Definitiv, die Entwicklung ist enorm. Es wird immer viel darüber gesprochen, allerdings nie wirklich etwas dagegen unternommen. Ich verfolge die Fußballwelt jetzt auch schon seit einigen Jahren und stelle mir häufiger die Frage, wann der große Knall kommt. Ich stehe der Entwicklung vor allem aus ethischer Sicht kritisch gegenüber. Spieler werden für über 200 Millionen Euro transferiert und etliche Fußballer beziehen Millionengehälter. Gleichzeitig haben in anderen Ländern viele Menschen nichts mehr zu essen. Da muss man schon mal alles hinterfragen, wann es denn mal gut ist. Auf der anderen Seite weiß ich, dass es wirtschaftlich auch nicht immer so einfach ist, das alles umzusetzen, weil das wiederum andere negative Effekte hätte. Grundsätzlich bin ich dafür, dass gewisse Werte wieder verinnerlicht werden oder zumindest mehr Bedeutung bekommen.
Könntest du dir ein Spiel vor leeren Zuschauerrängen ohne Fans vorstellen?

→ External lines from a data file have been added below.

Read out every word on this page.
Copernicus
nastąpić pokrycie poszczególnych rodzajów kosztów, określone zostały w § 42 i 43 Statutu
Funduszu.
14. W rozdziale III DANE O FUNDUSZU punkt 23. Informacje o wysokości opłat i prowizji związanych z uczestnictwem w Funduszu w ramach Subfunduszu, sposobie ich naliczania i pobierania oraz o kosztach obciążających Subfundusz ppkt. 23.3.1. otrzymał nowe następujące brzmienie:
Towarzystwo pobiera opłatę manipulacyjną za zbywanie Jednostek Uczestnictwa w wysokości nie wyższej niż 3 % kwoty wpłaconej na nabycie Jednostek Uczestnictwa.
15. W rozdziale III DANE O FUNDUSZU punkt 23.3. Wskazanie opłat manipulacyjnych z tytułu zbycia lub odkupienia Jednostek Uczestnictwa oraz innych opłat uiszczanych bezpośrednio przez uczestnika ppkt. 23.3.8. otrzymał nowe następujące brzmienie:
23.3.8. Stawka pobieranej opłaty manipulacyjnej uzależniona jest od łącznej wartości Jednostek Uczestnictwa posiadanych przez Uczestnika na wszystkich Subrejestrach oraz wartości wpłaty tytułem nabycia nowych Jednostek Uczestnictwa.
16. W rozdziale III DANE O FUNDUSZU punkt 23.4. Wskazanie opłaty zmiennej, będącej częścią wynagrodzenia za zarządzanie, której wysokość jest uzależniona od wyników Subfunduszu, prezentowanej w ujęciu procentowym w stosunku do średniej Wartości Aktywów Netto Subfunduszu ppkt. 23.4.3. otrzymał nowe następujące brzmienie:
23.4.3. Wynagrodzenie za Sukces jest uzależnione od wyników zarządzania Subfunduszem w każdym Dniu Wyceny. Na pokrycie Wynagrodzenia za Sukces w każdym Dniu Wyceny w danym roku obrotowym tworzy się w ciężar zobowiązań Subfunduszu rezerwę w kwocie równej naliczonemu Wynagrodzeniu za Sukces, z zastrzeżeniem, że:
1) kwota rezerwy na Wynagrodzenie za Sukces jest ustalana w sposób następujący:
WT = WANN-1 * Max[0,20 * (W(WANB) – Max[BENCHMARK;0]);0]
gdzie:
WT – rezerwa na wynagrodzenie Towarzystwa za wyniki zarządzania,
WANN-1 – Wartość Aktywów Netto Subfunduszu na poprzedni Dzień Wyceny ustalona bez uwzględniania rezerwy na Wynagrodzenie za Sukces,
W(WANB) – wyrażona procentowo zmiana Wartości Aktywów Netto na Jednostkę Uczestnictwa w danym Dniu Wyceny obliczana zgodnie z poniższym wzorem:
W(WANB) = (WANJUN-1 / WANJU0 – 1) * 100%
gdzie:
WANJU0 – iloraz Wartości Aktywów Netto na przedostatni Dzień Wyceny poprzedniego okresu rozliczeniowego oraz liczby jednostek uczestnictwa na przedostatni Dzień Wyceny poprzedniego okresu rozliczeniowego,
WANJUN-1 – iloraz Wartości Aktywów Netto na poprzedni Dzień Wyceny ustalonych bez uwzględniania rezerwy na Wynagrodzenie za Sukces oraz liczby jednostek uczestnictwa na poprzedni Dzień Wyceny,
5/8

Ich bin gespannt, ob es so kommen wird. Aber ich glaube, es gibt momentan nicht viele Alternativen, wenn man weiterspielen möchte. Es wäre auf jeden Fall sehr ungewohnt, wenn es so wäre wie beim Training, ganz still. Sollte es tatsächlich keine andere Option geben, dann ist mir das Spielen vor leeren Zuschauerrängen lieber, als dass gar nicht mehr gespielt würde. Dann sollte man andere Kommunikationsmittel finden und es über Internet oder Fernsehen übertragen, um somit die Vereine auch wieder etwas zu entlasten. In dieser besonderen Ausnahmesituation muss man einen Mittelweg finden, der den Umständen entsprechend angepasst wird.
Die Ungewissheit macht dem Menschen bekanntlich am meisten Angst. Was stimmt dich zuversichtlich in dieser Zeit? Kannst du persönlich etwas für dich mitnehmen?
Ich bin ein Optimist. Momentan ist es schwierig und der Zustand ist alles andere als normal. Die Ungewissheit ist etwas, was sicherlich gerade jeden beschäftigt. Auch bei uns weiß man nicht, wann wir wieder spielen. Trotz allem muss man zumindest versuchen, das Positive zu sehen. Wir sind in Deutschland sehr, sehr gut aufgestellt – sowohl wirtschaftlich als auch vom Gesundheitssystem, sodass zunächst einmal die erkrankten Leute in guten Händen sind und optimal behandelt werden können. Das steht für mich im Vordergrund. Der Staat hat in den letzten Jahren sehr gut gewirtschaftet und wenn man den Politikern Vertrauen schenkt, können die Ausfälle hoffentlich erst einmal gut kompensiert werden. Ich hoffe, dass dass nicht nur Theorie bleibt, sondern dass das Versprechen auch in der Praxis umgesetzt und somit den Menschen geholfen wird. Wenn man die Krise gemeinsam überstanden hat, sollte sich bestenfalls auch das Bewusstsein von einigen Menschen verändert haben – insofern, dass es uns doch eigentlich ganz gut geht und Gesundheit das Wichtigste ist. Man sollte wieder die kleinen Dinge im Leben zu schätzen wissen.
Patrick, vielen Dank für die privaten Einblicke. Dir und deiner Familie weiterhin nur das Beste, bleibt gesund und hoffentlich bis bald!